6 Batch Drink Ideas for a Cozy Cocktail Hour
Ah, December: The winter solstice is upon us, and it feels like it starts to get dark sometime around lunch. Our advice? Don’t fight it. Break out the electric blanket, light the candles and make something nice to drink.
A big-batch cocktail or mocktail is exactly what you need right now. Keep a jar of martinis in the freezer for when the neighbors pop by; mix up a pitcher of zero-proof pomegranate-rosemary punch for a family happy hour or simmer a classic spiced hot toddy on the stove, where it can double as a warm cocktail and a home fragrance, perfect for a drop-in holiday gathering on a cold, dark day. (Need a single drink or two? Our new cocktail shaker has you covered.)
Here are six cozy, party-ready batch cocktails–some boozy, some not–that you can stir, shake, simmer and ladle using your favorite HexClad gear.
1. Freezer Martinis
Have you ever heard of anything classier or more convenient? Just mix up a big jar of gin, dry vermouth, a bit of water and optional bitters and stash it in your freezer, where it can keep dispensing crisp, fresh martinis until next December. Here’s why it works so well: A great martini should be extremely cold, and martinis are boozy enough to keep in the freezer without getting slushy. (Water freezes; alcohol does not.) A cache of olives, lemon twists or cornichons, and suddenly it’s like you have a fancy cocktail bar in your kitchen.

2. Ginger Hot Toddy
Quadruple this recipe and keep it bubbling in a pot on the stove for a party with the bourbon set nearby for self-service. It’ll give you a two-fer: A warm ginger-clove-lemon tea (not spiked) and a spiced hot toddy (spiked). There’s almost no prep: Just slice the ginger with a paring knife, add cloves, lemon and honey, and let it bubble. Park a ladle nearby and let everyone help themselves. It’s enough to make you love winter.
3. Peppery Punch
HexClad’s pepper mills make grinding pepper a delight, and you should absolutely crack it all over the top of this festive, citrusy Champagne punch. Pepper and punch might sound like a strange combination, but the two actually go way back to when punch was invented, likely by employees of the British East India Company in India. The spice trade played a huge role in the British colonization of India, and spices like pepper were prized as luxuries. Peppercorns and nutmeg were used to flavor the concoctions of booze, citrus, sugar and water, and punch—from the Hindi word for “five,” as in five ingredients—was born. You don’t have to know all that to mix up a gorgeous punch, but it might help you win trivia night someday.
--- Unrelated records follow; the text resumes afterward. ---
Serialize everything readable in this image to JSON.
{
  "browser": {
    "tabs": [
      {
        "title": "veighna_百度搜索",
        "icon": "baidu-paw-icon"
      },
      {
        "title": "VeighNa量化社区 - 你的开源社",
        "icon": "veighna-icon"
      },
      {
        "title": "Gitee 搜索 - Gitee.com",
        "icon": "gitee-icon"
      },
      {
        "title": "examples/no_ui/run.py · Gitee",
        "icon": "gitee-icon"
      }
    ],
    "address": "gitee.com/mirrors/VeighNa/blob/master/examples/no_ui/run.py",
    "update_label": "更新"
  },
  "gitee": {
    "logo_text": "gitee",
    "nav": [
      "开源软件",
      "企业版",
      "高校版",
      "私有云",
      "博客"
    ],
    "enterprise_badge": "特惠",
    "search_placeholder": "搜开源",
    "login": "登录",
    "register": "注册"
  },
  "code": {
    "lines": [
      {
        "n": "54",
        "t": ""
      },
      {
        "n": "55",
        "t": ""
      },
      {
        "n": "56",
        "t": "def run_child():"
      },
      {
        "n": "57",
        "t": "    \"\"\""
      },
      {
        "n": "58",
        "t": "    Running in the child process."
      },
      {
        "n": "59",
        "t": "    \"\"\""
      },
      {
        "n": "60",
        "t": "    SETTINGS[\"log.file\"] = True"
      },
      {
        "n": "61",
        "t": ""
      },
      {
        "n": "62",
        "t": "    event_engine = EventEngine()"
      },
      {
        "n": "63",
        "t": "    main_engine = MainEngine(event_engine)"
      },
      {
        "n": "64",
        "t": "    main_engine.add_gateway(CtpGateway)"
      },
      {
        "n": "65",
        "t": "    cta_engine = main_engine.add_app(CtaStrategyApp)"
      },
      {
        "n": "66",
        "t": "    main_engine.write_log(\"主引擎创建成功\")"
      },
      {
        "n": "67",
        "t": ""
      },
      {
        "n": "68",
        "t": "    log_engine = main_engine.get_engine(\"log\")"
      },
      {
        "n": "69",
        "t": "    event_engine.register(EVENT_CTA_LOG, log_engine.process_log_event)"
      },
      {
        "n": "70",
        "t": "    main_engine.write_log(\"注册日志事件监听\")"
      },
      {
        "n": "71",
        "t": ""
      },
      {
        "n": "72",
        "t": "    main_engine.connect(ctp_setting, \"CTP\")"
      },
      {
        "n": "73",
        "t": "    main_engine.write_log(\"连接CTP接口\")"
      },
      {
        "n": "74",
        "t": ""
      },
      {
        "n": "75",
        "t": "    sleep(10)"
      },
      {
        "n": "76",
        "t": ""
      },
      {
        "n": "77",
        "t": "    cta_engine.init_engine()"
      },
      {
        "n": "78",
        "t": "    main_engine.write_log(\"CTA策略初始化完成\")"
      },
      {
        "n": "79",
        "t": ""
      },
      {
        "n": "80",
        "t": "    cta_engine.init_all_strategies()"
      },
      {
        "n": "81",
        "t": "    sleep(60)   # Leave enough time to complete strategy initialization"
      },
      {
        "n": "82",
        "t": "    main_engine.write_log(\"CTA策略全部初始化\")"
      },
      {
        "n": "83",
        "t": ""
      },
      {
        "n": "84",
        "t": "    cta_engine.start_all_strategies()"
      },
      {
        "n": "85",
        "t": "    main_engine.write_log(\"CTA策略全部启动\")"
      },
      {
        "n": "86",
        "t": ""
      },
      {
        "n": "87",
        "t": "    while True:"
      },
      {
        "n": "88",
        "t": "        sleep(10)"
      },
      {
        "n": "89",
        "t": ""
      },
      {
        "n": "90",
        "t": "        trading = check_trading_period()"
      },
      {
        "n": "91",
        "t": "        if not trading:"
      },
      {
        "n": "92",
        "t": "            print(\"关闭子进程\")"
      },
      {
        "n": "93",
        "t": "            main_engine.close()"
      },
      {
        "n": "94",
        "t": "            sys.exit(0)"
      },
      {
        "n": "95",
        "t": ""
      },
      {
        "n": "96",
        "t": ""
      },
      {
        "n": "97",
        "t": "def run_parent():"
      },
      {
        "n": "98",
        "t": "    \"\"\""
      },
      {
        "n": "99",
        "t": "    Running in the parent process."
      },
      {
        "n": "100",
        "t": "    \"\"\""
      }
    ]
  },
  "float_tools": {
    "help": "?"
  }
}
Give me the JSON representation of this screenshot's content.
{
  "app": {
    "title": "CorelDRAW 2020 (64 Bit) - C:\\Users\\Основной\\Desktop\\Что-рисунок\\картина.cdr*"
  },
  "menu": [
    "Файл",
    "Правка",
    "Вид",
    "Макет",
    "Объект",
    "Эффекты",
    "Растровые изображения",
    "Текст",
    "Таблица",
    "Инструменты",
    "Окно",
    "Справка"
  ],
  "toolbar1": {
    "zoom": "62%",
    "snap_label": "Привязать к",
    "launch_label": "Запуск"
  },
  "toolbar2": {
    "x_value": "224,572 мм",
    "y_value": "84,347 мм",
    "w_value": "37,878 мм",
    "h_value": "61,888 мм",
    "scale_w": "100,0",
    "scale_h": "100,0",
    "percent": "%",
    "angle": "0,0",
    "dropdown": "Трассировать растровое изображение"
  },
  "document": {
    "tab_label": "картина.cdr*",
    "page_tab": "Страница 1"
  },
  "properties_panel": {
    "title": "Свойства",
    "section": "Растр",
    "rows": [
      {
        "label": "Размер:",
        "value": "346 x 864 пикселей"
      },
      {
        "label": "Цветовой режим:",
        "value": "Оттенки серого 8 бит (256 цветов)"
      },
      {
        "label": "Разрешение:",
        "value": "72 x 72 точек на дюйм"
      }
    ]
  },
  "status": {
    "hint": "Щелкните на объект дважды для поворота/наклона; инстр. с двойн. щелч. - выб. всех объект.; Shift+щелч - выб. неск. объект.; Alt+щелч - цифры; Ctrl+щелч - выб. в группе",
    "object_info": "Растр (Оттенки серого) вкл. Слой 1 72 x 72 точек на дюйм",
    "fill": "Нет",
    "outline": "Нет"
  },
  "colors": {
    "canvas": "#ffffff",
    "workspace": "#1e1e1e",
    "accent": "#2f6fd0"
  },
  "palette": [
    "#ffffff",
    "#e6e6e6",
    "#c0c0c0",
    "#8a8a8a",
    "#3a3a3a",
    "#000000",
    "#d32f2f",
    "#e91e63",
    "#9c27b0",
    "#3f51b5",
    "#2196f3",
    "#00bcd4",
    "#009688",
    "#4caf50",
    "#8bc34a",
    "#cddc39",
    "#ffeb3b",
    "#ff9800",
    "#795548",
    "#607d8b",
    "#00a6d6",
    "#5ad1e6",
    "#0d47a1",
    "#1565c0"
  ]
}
4. Pomegranate Rosemary Punch
This sparkling non-alcoholic punch has all the deep and complex flavor of a boozy one, thanks to tart pomegranate juice that’s infused with cinnamon, rosemary, bay leaf and a dash of vinegar, as well as the addition of non-alcoholic gin. There are many zero-proof spirits on the market now, and they’re great in cocktails like this one. You’ll need your paring knife to cut strips of orange zest just a little patience to let the aromatics infuse. Then get out your punch bowl (or borrow one from your grandma) and garnish with lots of fragrant rosemary.
5. Charred Citrus Margarita
Sometimes a pitcher of margaritas is the only cure for what ails you, because it’s the perfect tart, bright reminder of summer. This fun spin on the classic features charred grapefruits, tangerines and oranges, which are in season right now, for smoky complexity. The recipe directs you to grill the citrus, but in cold weather we recommend broiling the fruit instead. (This is a job for your pizza steel, which is safe for temperatures up to 900˚.) Just arrange the citrus halves on the steel and broil for 3 or 4 minutes, until nicely seared. Now all you need to do is juice the citrus and stir it together in a pitcher with Cointreau, tequila, lime juice and a pinch of salt. Rim the glasses with chile-lime salt, such as tajin.
6. Irish Coffee
Classics are classic for a reason. We think the ultimate cold-weather cocktail is probably a steaming mug of sweet, strong coffee and whiskey topped with a cloud of just-whipped cream. To make it for a crowd, quadruple the recipe and keep the mixture of coffee, sugar and whiskey in a carafe or a pot on the stove. When ready to serve, whip some heavy cream to soft peaks using your handy whisk. Feel free to use decaf if that’s the vibe. For a nonalcoholic version, simply omit the whiskey.
Now you're ready to batch and sip your way through the season. Bottoms up!